Tabetha R. Harken, MD, MPH , Department of Obstetrics & Gynecology & Reproductive Services, University of California, San Francisco, San Francisco, CA
Kasturi Malla, MD , Department of Obstetrics & Gynecology, Paropakar Shree Panch Indra Rajya Laxmi Devi Maternity Hospital, Kathmandu, Nepal
Ashma Rana, MD , Department of Obstetrics & Gynecology, Tribhuvan University Teaching Hospital, Kathmandu, Nepal
Mahesh Puri, PhD, MSc , Centre for Research on Environment, Health and Population Activities (CREHPA), Kathmandu, Nepal
Phillip Darney, MD, MSc , Bixby Center for Global Reproductive Health, University of California, San Francisco, San Francisco, CA
Jillian T. Henderson, PhD, MPH , OB-GYN, University of California, San Francisco, San Francisco, CA
Until recently abortion was treated as a criminal offense in Nepal and rates of maternal mortality, owing in large part to unsafe abortion, were among the highest in the world.
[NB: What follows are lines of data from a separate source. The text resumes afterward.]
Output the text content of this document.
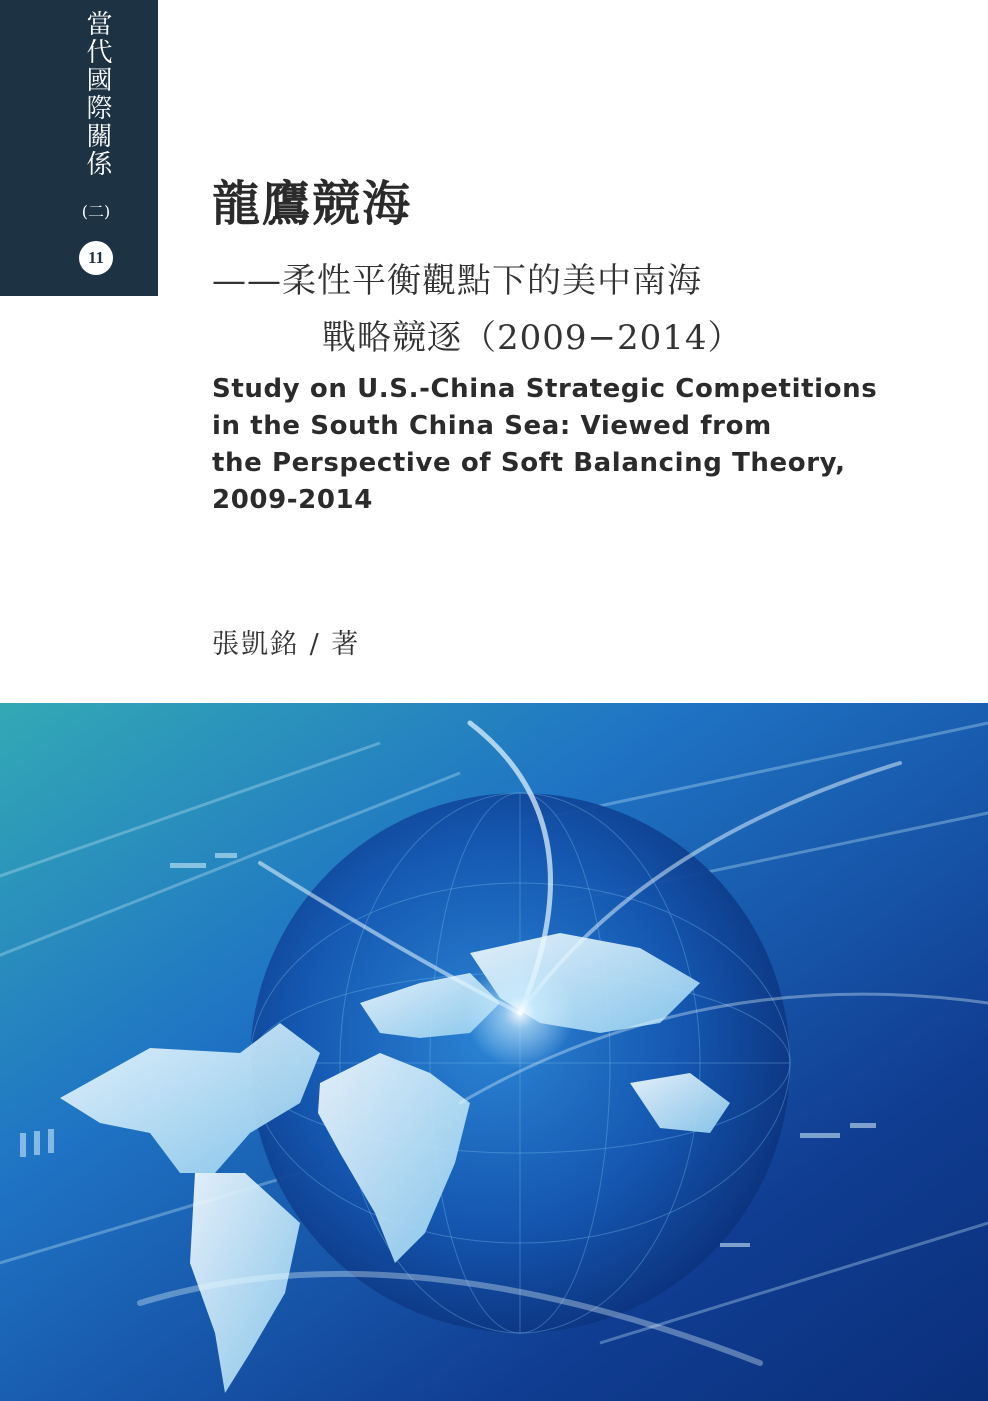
當代國際關係
(二)
11
龍鷹競海
——柔性平衡觀點下的美中南海
戰略競逐（2009−2014）
Study on U.S.-China Strategic Competitions
in the South China Sea: Viewed from
the Perspective of Soft Balancing Theory,
2009-2014
張凱銘 / 著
In 2004 a policy legalizing abortion went into effect permitting elective abortion up to 12 weeks; for rape or incest up to 18 weeks; and for health reasons at later gestations. Health care providers' perspectives were examined in this study to explore interpretation of the abortion law among individuals instrumental in shaping its enactment through patient care, training of providers, and development of institutional practices and policies. Key-informant interviews were conducted with physicians, nurses, and counselors who care for abortion patients and with hospital administrators involved in framing abortion care policy at two major urban hospitals in the Kathmandu Valley (n = 24). Transcripts from semi-structured interviews were coded for content and theme. The majority of providers were aware of legalization, but there was much variation in specific knowledge of the law. Cultural norms related to marital status, family consent, and gender roles were incorrectly believed by many to remain encoded in the abortion law, yet most were aware of a ban on sex selective abortion. Variations in interpretation of gestational age limits among key informants suggest a need to increase knowledge among health care workers, perhaps through targeted interventions. Questions raised by providers about the concept of individual consent highlight a need to consider the challenges of implementing a law that may impose ideas contrary to prevailing cultural norms.

Learning Objectives:
1) Describe recent changes to abortion policy in Nepal and how the law is understood and interpreted by health care providers 2) Discuss how Nepalese cultural norms may influence current interpretations and practice of abortion policy

Keywords: Abortion, Legislative

Presenting author's disclosure statement:

Qualified on the content I am responsible for because: I am an obstetrician gynecologist participating in a two year family planning fellowship at the University of California San Francisco. With the guidance of Dr.'s Jillian Henderson and Phillip Darney from the Bixby Center for Reproductive Health Research & Policy, I have completed collaborative research in Kathmandu with the local investigators listed as authors on this abstract.
Any relevant financial relationships? No

I agree to comply with the American Public Health Association Conflict of Interest and Commercial Support Guidelines, and to disclose to the participants any off-label or experimental uses of a commercial product or service discussed in my presentation.